Purpose: The 2000 practice guidelines of the National Comprehensive Cancer Network recommend World Health Organization Type 2-3 nasopharyngeal carcinoma (NPC) be staged for distant disease using chest X-ray and bone scan. Our aim was to evaluate these modalities plus liver ultrasonography for American Joint Committee on Cancer/International Union Against Cancer 1997 clinical Stage I-IVB NPC.
Methods and materials: Between February 1999 and May 2002, all patients with clinical (examination plus CT/MRI of head and neck) Stage I-IVB undifferentiated NPC were prospectively evaluated for distant disease with chest X-ray, liver ultrasonography, and bone scan. Suspicious lesions underwent confirmatory investigation, and patients were reevaluated at 4 months.
Results: In the 139 patients evaluated, the positive yield was 3.6% and prevalence was 5.8% (0.7% lung, 2.2% skeletal, and 2.9% liver metastases). The prevalence increased by N stage (p = 0.004) and overall stage (p = 0.05).
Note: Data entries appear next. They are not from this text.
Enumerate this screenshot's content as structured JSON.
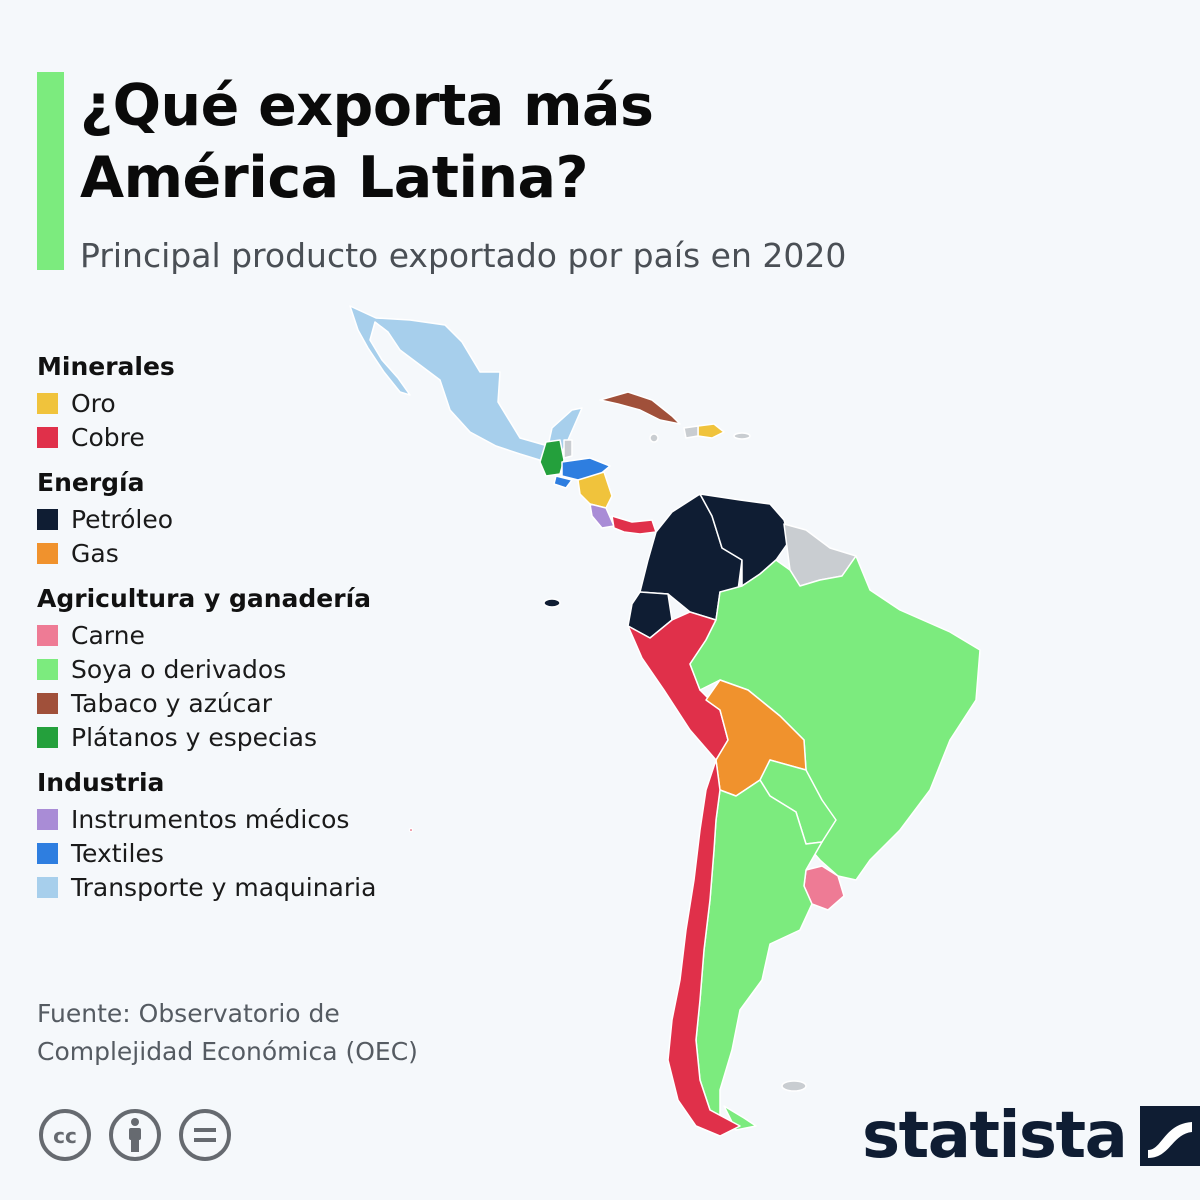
{
  "title": {
    "line1": "¿Qué exporta más",
    "line2": "América Latina?"
  },
  "subtitle": "Principal producto exportado por país en 2020",
  "legend": [
    {
      "heading": "Minerales",
      "items": [
        {
          "label": "Oro",
          "color": "#f0c33c"
        },
        {
          "label": "Cobre",
          "color": "#e0304a"
        }
      ]
    },
    {
      "heading": "Energía",
      "items": [
        {
          "label": "Petróleo",
          "color": "#0f1d33"
        },
        {
          "label": "Gas",
          "color": "#f0922d"
        }
      ]
    },
    {
      "heading": "Agricultura y ganadería",
      "items": [
        {
          "label": "Carne",
          "color": "#ee7b95"
        },
        {
          "label": "Soya o derivados",
          "color": "#7ceb7e"
        },
        {
          "label": "Tabaco y azúcar",
          "color": "#a0503a"
        },
        {
          "label": "Plátanos y especias",
          "color": "#24a03c"
        }
      ]
    },
    {
      "heading": "Industria",
      "items": [
        {
          "label": "Instrumentos médicos",
          "color": "#a98cd6"
        },
        {
          "label": "Textiles",
          "color": "#2e7ee0"
        },
        {
          "label": "Transporte y maquinaria",
          "color": "#a7cfec"
        }
      ]
    }
  ],
  "map_colors": {
    "no_data": "#c9cdd1",
    "accent": "#7ceb7e"
  },
  "source": {
    "line1": "Fuente: Observatorio de",
    "line2": "Complejidad Económica (OEC)"
  },
  "license_icons": [
    "cc-icon",
    "by-attribution-icon",
    "no-derivatives-icon"
  ],
  "brand": {
    "name": "statista",
    "color": "#0f1d33"
  }
}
Compared with N3 disease (odds ratio 1.0), the odds of metastases for N0, N1, and N2 disease was 0, 0.12, and 0.33, respectively. The positive yield was 0%, 1.8%, 4.8%, and 14.3% for N0, N1, N2, and N3 disease, respectively.
Conclusion: This is the first study to evaluate the use of distant staging investigations for American Joint Committee on Cancer/International Union Against Cancer 1997 staged NPC. We recommend alterations to the 2000 National Comprehensive Cancer Network guidelines as follows: high-risk (N3) disease should be fully staged with chest X-ray, bone scan, and liver ultrasonography; intermediate risk (N1 and N2) disease may be staged using all three modalities on an institutional basis. No evidence supports distant imaging for low-risk (N0 or Stage I) disease.